Wednesday, March 26, 2014

thoughts on a feeling filled day


This afternoon I made a wise decision to log off of social media and stop reading blogs for the remainder of the day. I have a terrible habit of letting things get to me. I can get so caught up in the words that other people are saying that I forget what’s true. I start running towards other people’s opinions and getting angry when others disagree with them. In today’s society, everyone has an opinion on everything. Or, if they’re like me, they have feelings about everything.

Everything I’ve read about World Vision has me paralyzed with feelings. Feelings of confusion, feelings of outrage, feelings of apathy; if it’s a negative feeling, in the past 12 hours I’ve felt it. And by the time I’ve sat down to write, the controversial decision has been reversed, but my feelings are still there. I want to blame someone for all of the chaos and hurt.

I keep coming back to one of the most significant conversations I’ve ever had. I sat across from a dear friend in the IMU Starbucks as she spoke truth into my life that I’ve never been able to let go of. We were talking about my life and my walk with Christ and the high standards I set for people. She looked me in the eyes and said, full of grace and truth, “Caitlin, you just don’t think you’re THAT bad.”
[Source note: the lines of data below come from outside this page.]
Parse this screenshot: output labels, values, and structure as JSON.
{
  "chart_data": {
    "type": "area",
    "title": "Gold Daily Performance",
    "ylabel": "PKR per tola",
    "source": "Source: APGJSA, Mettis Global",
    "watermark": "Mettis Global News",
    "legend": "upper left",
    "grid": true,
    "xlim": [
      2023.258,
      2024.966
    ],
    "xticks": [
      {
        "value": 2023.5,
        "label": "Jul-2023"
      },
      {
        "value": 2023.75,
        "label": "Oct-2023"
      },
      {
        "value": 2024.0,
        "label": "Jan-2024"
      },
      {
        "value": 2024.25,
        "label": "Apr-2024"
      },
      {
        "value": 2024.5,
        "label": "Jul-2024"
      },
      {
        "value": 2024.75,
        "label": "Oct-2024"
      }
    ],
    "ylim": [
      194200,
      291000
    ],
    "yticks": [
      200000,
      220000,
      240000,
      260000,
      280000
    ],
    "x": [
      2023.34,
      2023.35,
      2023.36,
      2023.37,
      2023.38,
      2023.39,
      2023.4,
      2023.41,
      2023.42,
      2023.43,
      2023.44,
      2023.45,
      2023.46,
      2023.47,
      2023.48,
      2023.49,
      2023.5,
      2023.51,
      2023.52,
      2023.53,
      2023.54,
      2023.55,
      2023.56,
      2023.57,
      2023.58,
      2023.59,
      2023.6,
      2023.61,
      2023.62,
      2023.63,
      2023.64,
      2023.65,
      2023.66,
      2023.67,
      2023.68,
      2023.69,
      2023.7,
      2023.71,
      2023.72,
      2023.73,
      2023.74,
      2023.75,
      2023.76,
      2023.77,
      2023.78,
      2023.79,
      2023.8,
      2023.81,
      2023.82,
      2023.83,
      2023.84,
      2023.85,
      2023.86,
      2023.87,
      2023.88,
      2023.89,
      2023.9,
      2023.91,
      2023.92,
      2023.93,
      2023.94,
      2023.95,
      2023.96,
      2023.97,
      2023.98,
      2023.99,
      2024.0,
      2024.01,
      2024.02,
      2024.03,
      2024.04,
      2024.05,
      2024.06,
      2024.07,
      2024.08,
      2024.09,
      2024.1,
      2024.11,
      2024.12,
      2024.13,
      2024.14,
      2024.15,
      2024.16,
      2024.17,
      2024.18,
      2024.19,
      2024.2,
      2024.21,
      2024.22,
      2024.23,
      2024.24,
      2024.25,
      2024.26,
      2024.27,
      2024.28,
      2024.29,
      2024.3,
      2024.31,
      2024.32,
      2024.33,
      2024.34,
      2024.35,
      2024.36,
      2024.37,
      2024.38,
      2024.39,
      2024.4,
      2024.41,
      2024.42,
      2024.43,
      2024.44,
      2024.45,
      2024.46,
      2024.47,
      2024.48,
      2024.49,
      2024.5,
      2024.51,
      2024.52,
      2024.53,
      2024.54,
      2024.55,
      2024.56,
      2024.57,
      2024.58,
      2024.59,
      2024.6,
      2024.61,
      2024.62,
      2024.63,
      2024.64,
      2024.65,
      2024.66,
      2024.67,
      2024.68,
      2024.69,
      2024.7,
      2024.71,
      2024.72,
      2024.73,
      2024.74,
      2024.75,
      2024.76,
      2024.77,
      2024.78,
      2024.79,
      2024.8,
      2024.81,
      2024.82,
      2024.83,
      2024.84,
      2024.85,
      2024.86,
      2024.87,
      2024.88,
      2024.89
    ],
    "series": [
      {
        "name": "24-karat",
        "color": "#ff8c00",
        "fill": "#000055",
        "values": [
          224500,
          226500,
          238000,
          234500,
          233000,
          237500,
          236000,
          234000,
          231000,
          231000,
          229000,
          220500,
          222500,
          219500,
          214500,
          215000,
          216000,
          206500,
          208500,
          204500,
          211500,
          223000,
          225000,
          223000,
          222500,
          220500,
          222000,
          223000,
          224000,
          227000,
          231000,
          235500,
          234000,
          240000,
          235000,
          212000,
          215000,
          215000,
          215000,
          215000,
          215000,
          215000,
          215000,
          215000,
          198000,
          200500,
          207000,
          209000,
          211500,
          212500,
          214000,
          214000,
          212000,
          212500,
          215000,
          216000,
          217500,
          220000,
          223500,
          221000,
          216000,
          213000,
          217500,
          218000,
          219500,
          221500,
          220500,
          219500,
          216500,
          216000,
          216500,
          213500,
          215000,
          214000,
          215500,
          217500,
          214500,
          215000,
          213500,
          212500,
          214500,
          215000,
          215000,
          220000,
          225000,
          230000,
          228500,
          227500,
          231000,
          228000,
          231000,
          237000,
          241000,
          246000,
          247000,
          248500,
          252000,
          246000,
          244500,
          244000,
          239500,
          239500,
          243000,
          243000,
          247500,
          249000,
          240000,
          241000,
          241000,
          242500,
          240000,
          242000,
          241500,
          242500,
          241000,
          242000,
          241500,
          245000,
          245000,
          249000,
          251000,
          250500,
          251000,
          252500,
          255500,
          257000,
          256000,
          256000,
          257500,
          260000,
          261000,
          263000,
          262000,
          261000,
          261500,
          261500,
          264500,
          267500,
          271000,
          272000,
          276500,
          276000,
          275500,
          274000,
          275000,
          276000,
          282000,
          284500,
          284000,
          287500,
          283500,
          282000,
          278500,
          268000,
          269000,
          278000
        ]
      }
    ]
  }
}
It’s one of the hardest things I’ve ever had to hear, but has been the most formative and challenging. Because I am THAT bad. Pre-Jesus, I was an enemy of God. Even if I had been the only person on the planet, Christ still would have had to come and die a brutal death on the cross from my sins. The Apostle Paul says it like this, “Here is a trustworthy saying that deserves full acceptance: Christ Jesus came into the world to save sinners – of whom I am the worst” (1 Timothy 1:15). I am the worst. I couldn’t not sin tomorrow even if I tried.

But God, being rich in mercy and abounding in love, refused to let sin be the end of my story. In Jesus, He gave me an escape route. I did nothing to earn it. Nothing. I am a broken sinner in desperate need of a savior, and God provided Jesus. Grace does not make sense.

I don’t pretend to be an expert on anything. I can’t make theological arguments or even quote the correct scripture most of the time, but what I do know is that on either side of the argument, the way we talk matters. Where we talk from matters. I want to talk from a place of humility, remembering what God has saved me from and saves me from each and every day. A god who humbled Himself and made Himself nothing. He washed the dirty feet of the disciples and died a criminal’s death.

So in the midst of the chaos and confusion of my own heart and mind, I’ll cling to what I know and let God guide the rest. I have a feeling that God is going to care a whole lot more about my heart than where I stand on issues. I am loved by a gracious, all knowing, all-powerful God. He is using all things for His good.